I would make him so damn happy he would be on an all time high!
Maybe he just doesn’t want me? I dont mean just sexually I mean Passionately, give me a reason to dress up, give me a reason to be naughty, give me permission to show you who I am!
maybe he just dont want me like that, maybe he just dont see me like that, a life of constant passion?
Why does my mind want to continue to tell me reason after reason why he shouldn’t, or why he don’t.
What would happen if I just let all of my guards down, If I unleashed all of this passion and desire? To be accepted for it would be bliss, to be rejected for it at any time would be detrimental, and if he’s waiting for me to show him, why would he not help me by simply breaking some of his walls and showing me, its as if there is an unspoken elephant in the room that keeps saying, “wait for her to make a move”.
He should be able to see I am scared and he should be able to feel my energy. Why is it so hard for him to just be the aggressor and except that all the while knowing I am wanting him at all times there is no bad time! If he made an effort to help me unleash this passion would he not feel the energy more strongly?
Do you feel her husband knows this information and is just rejecting her? Has she told him she simply needs him to be the “aggressor.” Does he feel unwanted because she is rarely the aggressor? If she’s responding to his advances EVERYTIME without ever rejecting him should that not tell him he’s wanted always? Or does he feel she’s just not that sexual?
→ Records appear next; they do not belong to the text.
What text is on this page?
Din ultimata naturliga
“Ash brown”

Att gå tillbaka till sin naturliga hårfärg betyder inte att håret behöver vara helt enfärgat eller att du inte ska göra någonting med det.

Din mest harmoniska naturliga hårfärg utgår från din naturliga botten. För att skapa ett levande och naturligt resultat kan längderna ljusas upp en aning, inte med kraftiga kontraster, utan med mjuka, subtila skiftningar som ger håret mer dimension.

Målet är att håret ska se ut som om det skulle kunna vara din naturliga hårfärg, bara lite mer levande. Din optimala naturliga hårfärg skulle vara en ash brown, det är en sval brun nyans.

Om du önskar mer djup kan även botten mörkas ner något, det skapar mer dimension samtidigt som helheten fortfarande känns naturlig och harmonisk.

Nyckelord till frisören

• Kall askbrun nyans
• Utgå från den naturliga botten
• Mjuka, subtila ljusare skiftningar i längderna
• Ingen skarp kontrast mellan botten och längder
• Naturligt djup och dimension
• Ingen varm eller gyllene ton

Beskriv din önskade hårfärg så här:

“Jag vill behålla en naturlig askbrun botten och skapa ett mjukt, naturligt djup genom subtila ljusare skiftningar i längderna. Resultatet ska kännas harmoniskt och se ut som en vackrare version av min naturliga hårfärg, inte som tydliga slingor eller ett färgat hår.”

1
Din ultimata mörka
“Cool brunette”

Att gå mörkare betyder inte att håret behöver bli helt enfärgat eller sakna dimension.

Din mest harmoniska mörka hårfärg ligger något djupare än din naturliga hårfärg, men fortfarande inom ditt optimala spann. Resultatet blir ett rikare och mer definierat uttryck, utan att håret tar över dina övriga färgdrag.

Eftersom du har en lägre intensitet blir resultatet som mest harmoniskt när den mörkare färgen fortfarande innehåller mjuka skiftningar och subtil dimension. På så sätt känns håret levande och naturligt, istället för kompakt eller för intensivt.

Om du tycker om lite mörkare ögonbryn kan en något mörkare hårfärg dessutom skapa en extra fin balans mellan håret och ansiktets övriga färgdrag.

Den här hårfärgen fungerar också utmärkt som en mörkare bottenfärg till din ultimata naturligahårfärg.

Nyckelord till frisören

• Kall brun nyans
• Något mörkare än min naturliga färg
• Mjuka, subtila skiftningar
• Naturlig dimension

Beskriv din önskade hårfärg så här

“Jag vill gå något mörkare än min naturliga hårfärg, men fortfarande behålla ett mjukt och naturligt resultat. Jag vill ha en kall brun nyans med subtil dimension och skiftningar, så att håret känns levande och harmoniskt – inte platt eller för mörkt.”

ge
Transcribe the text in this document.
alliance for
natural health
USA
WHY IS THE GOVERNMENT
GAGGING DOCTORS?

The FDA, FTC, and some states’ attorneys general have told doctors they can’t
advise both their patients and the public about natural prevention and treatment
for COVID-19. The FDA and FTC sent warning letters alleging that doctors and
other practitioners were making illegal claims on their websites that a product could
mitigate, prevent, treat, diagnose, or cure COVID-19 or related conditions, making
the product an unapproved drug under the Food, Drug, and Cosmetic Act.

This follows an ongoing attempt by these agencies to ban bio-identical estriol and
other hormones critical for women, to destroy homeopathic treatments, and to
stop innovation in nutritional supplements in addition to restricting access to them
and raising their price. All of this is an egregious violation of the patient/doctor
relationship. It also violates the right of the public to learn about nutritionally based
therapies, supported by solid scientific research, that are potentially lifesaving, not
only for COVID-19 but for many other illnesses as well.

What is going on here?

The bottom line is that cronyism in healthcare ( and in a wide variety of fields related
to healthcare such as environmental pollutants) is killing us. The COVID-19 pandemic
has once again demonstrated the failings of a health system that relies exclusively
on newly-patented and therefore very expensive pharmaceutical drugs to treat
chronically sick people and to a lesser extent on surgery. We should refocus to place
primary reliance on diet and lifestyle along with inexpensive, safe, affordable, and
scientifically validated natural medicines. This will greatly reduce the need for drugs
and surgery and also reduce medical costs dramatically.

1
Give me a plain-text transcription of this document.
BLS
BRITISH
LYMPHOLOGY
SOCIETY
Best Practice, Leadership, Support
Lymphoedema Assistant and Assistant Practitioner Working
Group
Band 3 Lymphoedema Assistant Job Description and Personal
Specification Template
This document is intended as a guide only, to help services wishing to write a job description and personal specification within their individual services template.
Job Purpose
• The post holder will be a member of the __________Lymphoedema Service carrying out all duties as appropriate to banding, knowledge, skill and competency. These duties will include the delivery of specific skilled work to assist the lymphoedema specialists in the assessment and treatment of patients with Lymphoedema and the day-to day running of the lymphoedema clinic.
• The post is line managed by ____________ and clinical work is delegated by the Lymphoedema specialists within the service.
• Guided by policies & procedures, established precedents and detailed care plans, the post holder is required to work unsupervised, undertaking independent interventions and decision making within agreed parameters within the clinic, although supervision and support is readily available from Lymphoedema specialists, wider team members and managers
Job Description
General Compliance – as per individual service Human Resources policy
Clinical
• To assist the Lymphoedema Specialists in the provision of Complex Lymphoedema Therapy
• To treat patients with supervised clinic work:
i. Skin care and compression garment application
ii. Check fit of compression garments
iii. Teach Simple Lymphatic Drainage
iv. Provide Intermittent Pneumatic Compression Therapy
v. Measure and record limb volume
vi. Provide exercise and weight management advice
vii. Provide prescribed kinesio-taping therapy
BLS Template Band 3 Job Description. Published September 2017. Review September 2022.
Is there really this bad “stigma” that women dont enjoy sex, and men are pigs and that is all they think about, In this instance did this man assume his wife was not interested in him and he stepped out of the marriage to “feel wanted”? That Stigma still rings odd to me because that seems to always be on my mind and I’m female. We can be at the grocery store looking at produce and I get a sniff of his cologne or I look at how his jeans fit and I get turned on, I find myself even when I am sick with a stuffed up nose wanting to be intimate with him. All he has to do is give me that look, or touch me, there is NO rejection, Never, he can wake me up out of a dead sleep and I would be ecstatic, I could be passing a kidney stone in severe pain and still welcome his advances. It dont matter if I have a severe “Headache” if he wanted to make love I know it would help my headache.
Why do humans make this so difficult? Why does the mind tell you if your not getting it at home, you can get it somewhere else, why is the excitement of an affair often the reason they continue. Why are we finding reasons to NOT find this excitement with our partners, the ones we share our lives with, the ones we love. Why is the answer always abandonment, abandon the commitment, abandon the relationship, abandon the communication, abandoning ourselves. and our desires and our dreams? Imagine if we all unleashed all of our passion on our partners, Imagine the marriages that would be healed, the relationships that would flourish, Why would you need to abandon your commitment, if you were fulfilled at home with your partner, Does it not start with You? What is it you are Abandoning? Your partners needs/desires? Are you abandoning your communication? Are you Abandoning YOUR desires? Looking into ourselves are finally figuring out what it is we are abandoning and why it would cure a world of assumption and “mind noise”. How could it not?